Vancouver Canucks jerseys pay tribute to Gino Odjick for First Nations Celebration game
Algonquin artist Jay Odjick says it's the first time that he's created something so personal — a design for a Vancouver Canucks jersey that would pay tribute to a family member — a project with his entire heart behind it.
Jay's cousin, Gino Odjick, a former Canucks enforcer, died Jan. 15 at age 52.
"He was a fighter, but not in the way that people think," said Jay.
Gino's battle with amyloidosis, a rare disease that affected his heart, displayed his fighting spirit, Jay said. Gino's generosity with his time and strength off the ice is also part of what went into the design.
The jersey is based on the classic '90's red, black, yellow and white Canucks design that Gino wore during his eight-year tenure with the team, that included a Stanley Cup loss in Game 7 of the final against the New York Rangers.
"We were all kind of Canucks fans during that '94 cup run," said Jay.
"Those black, red, yellow and white colours were the colours that Gino wore, so I wanted to use those instead of the more modern blue and green that the team wears [now]."
In Jay's design, the flying skate of the logo is replaced with a Thunderbird, a symbol in many Indigenous cultures of strength, power and protection.
A medicine wheel shoulder patch displays Gino's number 29 and eight feathers represent each of Gino's seasons with the team.

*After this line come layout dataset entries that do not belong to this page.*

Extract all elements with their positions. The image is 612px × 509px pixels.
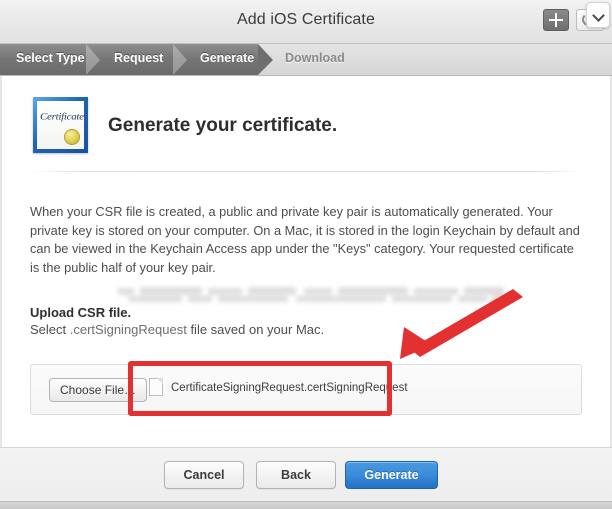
generate-button[interactable]: Generate xyxy=(345,461,438,489)
selected-file-name: CertificateSigningRequest.certSigningReq… xyxy=(171,382,408,394)
upload-section-title: Upload CSR file. xyxy=(30,305,132,320)
step-select-type[interactable]: Select Type xyxy=(16,51,85,65)
step-download: Download xyxy=(285,51,345,65)
plus-icon[interactable] xyxy=(543,9,569,31)
certificate-seal-icon xyxy=(64,129,80,145)
page-title: Generate your certificate. xyxy=(108,115,338,136)
window-titlebar: Add iOS Certificate xyxy=(0,0,612,44)
dialog-footer: Cancel Back Generate xyxy=(0,447,612,509)
cancel-button[interactable]: Cancel xyxy=(164,461,244,489)
choose-file-button[interactable]: Choose File… xyxy=(49,378,148,402)
upload-sub-prefix: Select xyxy=(30,322,70,337)
window-title: Add iOS Certificate xyxy=(237,11,375,28)
chevron-down-icon[interactable] xyxy=(586,2,610,28)
redacted-strip xyxy=(118,287,510,302)
add-ios-certificate-window: Add iOS Certificate Select Type Request … xyxy=(0,0,612,509)
step-separator xyxy=(86,44,100,75)
window-bottom-strip xyxy=(0,501,612,509)
step-request[interactable]: Request xyxy=(114,51,163,65)
certificate-icon-inner: Certificate xyxy=(37,101,84,149)
document-icon xyxy=(149,378,163,396)
upload-sub-extension: .certSigningRequest xyxy=(69,322,187,337)
upload-panel: Choose File… CertificateSigningRequest.c… xyxy=(30,364,582,415)
step-generate[interactable]: Generate xyxy=(200,51,254,65)
step-separator xyxy=(173,44,187,75)
step-active-arrow xyxy=(258,44,273,75)
certificate-icon: Certificate xyxy=(33,97,88,153)
upload-section-subtitle: Select .certSigningRequest file saved on… xyxy=(30,322,324,337)
section-divider xyxy=(30,171,582,172)
description-paragraph: When your CSR file is created, a public … xyxy=(30,204,580,275)
step-progress-bar: Select Type Request Generate Download xyxy=(0,44,612,76)
certificate-icon-caption: Certificate xyxy=(40,111,84,123)
back-button[interactable]: Back xyxy=(256,461,336,489)
upload-sub-suffix: file saved on your Mac. xyxy=(186,322,325,337)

The numbers on the back of each jersey contain an Anishinabe design acknowledging Gino's heritage from Kitigan Zibi Anishinabeg in Quebec.
Proceeds from sales of merchandise with Jay Odjick's design will go to Musqueam, Squamish and Tsleil-Waututh nations youth programs.
The Canucks will be wearing the jerseys during warm-up on March 2 at the team's annual First Nations Celebration night.